Earlier filed co-pending and co-owned U.S. patent applications (Ser. Nos. 07/638,492 and 07/727,797, which is a continuation of Ser. No. 07/344,565, now abandoned) disclose P. aeruginosa peptides derived from the C-terminal region of the P. aeruginosa pilin protein, and specifically, the C-terminal region which includes two Cys residues and the intervening amino acid residues. The derived region of representative peptides vary in length between 14 and 19 amino acid residues, including the two Cys residues, and are prepared in both oxidized (disulfide-linked) and reduced (non-cyclized) form. The peptides (in both reduced and oxidized form) were shown to have the following properties: (a) the ability to bind to human tracheal epithelial cells (TECs) and human buccal epithelial cells (BECs); (b) the ability to inhibit binding of Pseudomonas pilin peptide to tracheal epithelial cells (TECs) and buccal epithelial (BECs); (c) the ability to elicit serum antibodies which are immunoreactive with Pseudomonas pilin peptide; and (d) the ability to elicit serum antibodies which block binding to Pseudomonas pilin peptide to BECs; and (e) ability to inhibit binding of unrelated bacterial and fungal organisms to human BECs and/or tracheal epithelial cells (TECs).

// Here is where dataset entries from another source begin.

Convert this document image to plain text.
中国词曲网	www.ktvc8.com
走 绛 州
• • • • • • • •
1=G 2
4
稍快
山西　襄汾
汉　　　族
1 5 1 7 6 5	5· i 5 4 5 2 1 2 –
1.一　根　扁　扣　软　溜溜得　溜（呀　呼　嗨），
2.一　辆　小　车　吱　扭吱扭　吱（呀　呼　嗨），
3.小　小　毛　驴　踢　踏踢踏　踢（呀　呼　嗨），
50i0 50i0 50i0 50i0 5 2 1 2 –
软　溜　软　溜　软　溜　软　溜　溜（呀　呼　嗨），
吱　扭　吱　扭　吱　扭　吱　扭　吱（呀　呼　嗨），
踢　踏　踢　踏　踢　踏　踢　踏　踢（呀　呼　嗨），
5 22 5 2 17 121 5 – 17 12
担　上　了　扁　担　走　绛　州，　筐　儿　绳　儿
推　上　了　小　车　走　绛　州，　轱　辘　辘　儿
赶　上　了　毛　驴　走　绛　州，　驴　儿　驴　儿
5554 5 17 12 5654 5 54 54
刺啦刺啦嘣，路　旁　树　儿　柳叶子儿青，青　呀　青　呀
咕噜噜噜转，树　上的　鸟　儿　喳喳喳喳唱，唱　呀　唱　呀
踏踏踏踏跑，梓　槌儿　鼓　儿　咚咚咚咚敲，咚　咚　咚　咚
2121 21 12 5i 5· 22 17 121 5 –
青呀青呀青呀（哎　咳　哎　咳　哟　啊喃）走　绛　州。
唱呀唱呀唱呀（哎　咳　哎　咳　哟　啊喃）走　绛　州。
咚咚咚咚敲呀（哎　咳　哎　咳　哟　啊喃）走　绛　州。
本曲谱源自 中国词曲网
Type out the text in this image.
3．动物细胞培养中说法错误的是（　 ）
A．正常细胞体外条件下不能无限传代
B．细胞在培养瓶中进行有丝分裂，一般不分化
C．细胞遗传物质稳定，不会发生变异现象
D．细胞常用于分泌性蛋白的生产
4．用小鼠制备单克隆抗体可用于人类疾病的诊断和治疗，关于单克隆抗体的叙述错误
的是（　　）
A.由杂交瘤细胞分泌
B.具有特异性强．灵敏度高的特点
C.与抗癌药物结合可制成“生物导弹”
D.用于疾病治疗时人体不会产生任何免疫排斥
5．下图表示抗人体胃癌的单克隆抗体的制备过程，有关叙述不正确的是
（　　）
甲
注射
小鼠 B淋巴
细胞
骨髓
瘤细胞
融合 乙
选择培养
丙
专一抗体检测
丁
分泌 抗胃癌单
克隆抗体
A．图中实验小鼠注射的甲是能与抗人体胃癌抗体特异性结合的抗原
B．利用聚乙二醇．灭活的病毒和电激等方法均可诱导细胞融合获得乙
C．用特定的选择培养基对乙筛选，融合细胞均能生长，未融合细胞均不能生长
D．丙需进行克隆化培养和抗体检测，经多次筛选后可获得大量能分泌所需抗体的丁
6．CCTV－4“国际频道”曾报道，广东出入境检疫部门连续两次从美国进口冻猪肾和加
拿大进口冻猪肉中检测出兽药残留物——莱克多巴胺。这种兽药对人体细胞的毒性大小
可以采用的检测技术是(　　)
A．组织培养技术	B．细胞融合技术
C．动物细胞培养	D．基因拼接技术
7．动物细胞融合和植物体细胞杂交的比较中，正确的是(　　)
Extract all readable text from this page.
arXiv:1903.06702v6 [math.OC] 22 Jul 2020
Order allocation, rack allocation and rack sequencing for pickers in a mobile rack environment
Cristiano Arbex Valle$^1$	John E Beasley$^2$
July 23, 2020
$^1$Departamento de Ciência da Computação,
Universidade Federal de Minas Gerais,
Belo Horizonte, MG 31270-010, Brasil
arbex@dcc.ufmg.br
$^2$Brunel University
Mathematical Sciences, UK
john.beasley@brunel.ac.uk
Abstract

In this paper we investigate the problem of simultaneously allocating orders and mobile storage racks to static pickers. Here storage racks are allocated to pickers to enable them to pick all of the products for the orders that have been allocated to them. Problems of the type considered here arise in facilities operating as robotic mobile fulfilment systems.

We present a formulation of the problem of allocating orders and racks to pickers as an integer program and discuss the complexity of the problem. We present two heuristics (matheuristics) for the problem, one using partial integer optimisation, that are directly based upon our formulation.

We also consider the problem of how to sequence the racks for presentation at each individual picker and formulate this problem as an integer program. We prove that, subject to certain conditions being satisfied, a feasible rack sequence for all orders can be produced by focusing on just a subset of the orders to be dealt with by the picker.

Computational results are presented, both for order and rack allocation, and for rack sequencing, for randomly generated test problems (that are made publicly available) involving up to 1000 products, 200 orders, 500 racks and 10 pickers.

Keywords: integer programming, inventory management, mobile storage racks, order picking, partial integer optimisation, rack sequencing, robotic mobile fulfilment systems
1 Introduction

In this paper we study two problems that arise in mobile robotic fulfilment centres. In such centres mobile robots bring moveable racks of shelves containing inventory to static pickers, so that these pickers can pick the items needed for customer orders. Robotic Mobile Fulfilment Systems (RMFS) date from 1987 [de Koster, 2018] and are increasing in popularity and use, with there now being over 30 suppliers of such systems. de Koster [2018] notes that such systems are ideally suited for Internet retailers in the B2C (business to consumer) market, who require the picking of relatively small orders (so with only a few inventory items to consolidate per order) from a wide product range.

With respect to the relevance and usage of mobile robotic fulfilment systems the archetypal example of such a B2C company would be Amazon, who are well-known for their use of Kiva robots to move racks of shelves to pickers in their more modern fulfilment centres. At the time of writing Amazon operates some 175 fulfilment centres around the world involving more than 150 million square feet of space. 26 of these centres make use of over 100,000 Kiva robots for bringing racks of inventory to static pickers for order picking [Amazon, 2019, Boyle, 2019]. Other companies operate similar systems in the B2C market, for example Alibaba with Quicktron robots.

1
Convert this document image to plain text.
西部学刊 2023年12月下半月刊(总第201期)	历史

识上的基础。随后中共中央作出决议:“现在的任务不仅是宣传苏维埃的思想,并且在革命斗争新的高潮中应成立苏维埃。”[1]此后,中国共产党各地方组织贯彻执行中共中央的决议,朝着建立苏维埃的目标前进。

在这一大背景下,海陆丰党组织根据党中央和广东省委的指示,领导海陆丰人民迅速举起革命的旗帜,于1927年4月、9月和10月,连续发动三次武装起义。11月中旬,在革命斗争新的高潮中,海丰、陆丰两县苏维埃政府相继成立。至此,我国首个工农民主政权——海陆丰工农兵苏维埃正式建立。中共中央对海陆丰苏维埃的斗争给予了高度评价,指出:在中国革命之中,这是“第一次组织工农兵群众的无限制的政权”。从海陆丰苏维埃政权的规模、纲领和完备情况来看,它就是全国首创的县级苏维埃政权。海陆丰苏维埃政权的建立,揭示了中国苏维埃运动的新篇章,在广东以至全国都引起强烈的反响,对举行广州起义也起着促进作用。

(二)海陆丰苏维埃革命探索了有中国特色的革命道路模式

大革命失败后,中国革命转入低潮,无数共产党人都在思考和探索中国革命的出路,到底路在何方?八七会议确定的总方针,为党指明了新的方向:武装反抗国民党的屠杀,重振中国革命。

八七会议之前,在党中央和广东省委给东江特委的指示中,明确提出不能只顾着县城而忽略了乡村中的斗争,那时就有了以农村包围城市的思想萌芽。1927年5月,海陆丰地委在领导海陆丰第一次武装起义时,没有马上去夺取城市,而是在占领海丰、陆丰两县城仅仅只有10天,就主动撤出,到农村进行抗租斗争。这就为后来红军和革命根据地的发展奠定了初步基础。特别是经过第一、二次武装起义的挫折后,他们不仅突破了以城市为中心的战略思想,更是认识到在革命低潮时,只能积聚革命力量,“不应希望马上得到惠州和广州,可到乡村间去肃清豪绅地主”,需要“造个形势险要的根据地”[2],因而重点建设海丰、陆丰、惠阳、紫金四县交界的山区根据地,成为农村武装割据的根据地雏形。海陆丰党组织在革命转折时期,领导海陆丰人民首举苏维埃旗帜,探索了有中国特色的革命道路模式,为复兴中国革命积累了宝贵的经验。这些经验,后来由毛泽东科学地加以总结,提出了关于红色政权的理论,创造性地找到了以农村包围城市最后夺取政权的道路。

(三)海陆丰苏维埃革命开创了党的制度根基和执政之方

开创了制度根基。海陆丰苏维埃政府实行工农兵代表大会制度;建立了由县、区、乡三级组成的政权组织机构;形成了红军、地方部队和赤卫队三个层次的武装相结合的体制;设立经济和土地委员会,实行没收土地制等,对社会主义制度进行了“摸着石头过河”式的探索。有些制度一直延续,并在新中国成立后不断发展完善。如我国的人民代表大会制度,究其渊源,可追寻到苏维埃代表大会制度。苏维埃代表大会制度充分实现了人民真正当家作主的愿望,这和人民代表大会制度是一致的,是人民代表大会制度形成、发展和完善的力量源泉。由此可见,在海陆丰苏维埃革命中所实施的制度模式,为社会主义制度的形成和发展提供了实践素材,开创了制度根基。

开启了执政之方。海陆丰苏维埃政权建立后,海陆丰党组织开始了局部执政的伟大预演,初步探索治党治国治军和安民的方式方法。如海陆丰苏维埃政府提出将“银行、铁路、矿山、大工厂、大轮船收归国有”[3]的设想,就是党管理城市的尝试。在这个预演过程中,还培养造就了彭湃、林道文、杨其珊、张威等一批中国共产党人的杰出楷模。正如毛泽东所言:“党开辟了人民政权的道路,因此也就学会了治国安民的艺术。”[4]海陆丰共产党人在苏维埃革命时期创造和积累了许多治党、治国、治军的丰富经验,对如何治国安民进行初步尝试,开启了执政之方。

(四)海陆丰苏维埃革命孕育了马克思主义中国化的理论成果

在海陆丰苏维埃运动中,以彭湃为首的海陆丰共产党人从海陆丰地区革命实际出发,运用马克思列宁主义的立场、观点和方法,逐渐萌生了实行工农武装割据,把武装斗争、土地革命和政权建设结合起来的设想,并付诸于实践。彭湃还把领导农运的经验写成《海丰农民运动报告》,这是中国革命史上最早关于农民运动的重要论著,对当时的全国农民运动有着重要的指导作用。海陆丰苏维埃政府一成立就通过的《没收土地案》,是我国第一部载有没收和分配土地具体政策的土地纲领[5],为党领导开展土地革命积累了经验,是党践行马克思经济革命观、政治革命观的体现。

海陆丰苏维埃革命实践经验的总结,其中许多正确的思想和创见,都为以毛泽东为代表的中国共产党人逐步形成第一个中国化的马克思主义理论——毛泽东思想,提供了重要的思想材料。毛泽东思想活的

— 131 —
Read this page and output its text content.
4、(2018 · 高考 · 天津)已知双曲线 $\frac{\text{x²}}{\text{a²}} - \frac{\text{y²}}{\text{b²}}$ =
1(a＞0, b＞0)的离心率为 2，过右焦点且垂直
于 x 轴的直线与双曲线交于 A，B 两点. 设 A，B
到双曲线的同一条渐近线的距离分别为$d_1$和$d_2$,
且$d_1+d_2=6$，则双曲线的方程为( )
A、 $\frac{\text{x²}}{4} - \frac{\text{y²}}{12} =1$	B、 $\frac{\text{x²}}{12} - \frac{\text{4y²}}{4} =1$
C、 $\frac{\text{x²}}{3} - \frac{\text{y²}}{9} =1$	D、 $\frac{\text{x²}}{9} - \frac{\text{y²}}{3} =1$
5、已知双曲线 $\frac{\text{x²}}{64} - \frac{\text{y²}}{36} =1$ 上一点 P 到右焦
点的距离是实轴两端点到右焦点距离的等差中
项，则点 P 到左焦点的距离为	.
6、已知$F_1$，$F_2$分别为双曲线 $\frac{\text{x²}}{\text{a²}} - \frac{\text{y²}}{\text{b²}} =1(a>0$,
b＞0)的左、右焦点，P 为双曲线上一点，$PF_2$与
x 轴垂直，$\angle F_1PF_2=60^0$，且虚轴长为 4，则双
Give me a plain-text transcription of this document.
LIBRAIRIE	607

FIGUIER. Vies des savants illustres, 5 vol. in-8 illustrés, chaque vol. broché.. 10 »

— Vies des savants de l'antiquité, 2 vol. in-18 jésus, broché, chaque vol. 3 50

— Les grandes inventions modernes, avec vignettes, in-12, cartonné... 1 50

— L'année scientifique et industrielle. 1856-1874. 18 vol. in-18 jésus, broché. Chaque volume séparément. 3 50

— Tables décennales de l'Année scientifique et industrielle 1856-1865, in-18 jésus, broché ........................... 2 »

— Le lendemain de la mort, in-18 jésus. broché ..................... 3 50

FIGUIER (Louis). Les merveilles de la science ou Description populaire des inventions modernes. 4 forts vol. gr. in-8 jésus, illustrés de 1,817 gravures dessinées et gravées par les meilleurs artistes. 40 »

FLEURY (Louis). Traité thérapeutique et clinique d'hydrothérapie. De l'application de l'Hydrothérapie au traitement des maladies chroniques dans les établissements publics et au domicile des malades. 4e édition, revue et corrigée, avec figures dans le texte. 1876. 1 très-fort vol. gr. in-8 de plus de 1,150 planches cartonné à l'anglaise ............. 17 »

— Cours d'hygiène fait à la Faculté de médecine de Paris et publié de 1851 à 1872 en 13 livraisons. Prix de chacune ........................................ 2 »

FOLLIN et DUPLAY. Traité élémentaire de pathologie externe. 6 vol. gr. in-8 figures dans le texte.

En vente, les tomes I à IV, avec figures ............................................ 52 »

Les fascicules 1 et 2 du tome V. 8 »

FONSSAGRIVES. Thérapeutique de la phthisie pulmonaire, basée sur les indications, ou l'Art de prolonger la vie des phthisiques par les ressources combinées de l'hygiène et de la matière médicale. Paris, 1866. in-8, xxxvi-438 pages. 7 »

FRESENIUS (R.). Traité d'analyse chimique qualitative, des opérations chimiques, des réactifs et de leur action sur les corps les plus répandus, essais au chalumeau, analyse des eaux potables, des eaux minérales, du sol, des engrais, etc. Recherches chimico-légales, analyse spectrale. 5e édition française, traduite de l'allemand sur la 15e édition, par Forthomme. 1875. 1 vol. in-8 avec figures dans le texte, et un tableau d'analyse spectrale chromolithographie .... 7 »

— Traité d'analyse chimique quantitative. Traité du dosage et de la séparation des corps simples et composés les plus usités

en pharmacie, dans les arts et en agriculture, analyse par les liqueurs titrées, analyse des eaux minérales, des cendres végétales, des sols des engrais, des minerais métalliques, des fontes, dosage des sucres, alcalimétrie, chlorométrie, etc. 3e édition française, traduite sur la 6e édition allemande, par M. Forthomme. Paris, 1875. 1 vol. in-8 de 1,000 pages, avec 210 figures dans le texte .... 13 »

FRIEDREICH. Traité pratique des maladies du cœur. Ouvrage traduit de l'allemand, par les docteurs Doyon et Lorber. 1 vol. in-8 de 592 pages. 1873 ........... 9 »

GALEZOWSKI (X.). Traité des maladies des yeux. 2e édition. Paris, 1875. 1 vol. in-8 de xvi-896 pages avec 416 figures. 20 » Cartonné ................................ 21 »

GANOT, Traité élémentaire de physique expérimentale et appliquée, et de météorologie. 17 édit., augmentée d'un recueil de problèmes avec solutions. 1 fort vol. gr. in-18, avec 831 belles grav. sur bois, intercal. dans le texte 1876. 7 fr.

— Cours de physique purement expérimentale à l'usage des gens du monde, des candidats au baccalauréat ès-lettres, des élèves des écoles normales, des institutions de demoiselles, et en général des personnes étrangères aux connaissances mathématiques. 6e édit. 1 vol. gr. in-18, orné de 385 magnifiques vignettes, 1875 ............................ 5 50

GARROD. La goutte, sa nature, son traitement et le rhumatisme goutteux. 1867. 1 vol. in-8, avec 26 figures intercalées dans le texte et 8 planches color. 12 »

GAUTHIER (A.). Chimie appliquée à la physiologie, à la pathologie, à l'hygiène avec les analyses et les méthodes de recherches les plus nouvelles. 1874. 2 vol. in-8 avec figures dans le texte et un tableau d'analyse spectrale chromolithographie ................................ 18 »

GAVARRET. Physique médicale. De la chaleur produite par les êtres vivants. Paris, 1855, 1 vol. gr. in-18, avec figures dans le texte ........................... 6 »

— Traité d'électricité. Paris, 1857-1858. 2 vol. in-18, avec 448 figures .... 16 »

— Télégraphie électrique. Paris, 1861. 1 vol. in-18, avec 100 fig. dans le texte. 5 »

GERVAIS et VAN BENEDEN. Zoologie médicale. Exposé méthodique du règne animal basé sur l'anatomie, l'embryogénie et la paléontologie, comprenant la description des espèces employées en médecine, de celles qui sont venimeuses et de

It was further shown, in studies conducted in support of these applications, that monoclonal antibodies prepared against the Pseudomonas-derived peptide were effective in blocking fungal cell adherence to BECs.
It has now been discovered that exoenzyme S (Exo S), a bacterial toxin having ADP ribosyl transferase activity which is present on the surface of P. aeruginosa cells, also binds to BECs with a specificity which is similar to that exhibited by bacterial cells. Antibodies which are directed against the pilus peptide domain earlier recognized as a determinant of bacterial binding cross-react with purified Exo C. The binding region includes a segment of the amino acid sequence of Exo S having about 60-70% sequence homology with the above-pilus peptide domain found to be a determinant of bacterial binding to target cells.
These combined findings show that Exo S-derived peptide, and antibodies produced in response to the peptides, are capable of inhibiting infections in which the infecting microorganisms have surface proteins which are immunologically cross-reactive with antibodies produced against the peptide region of Exo S protein.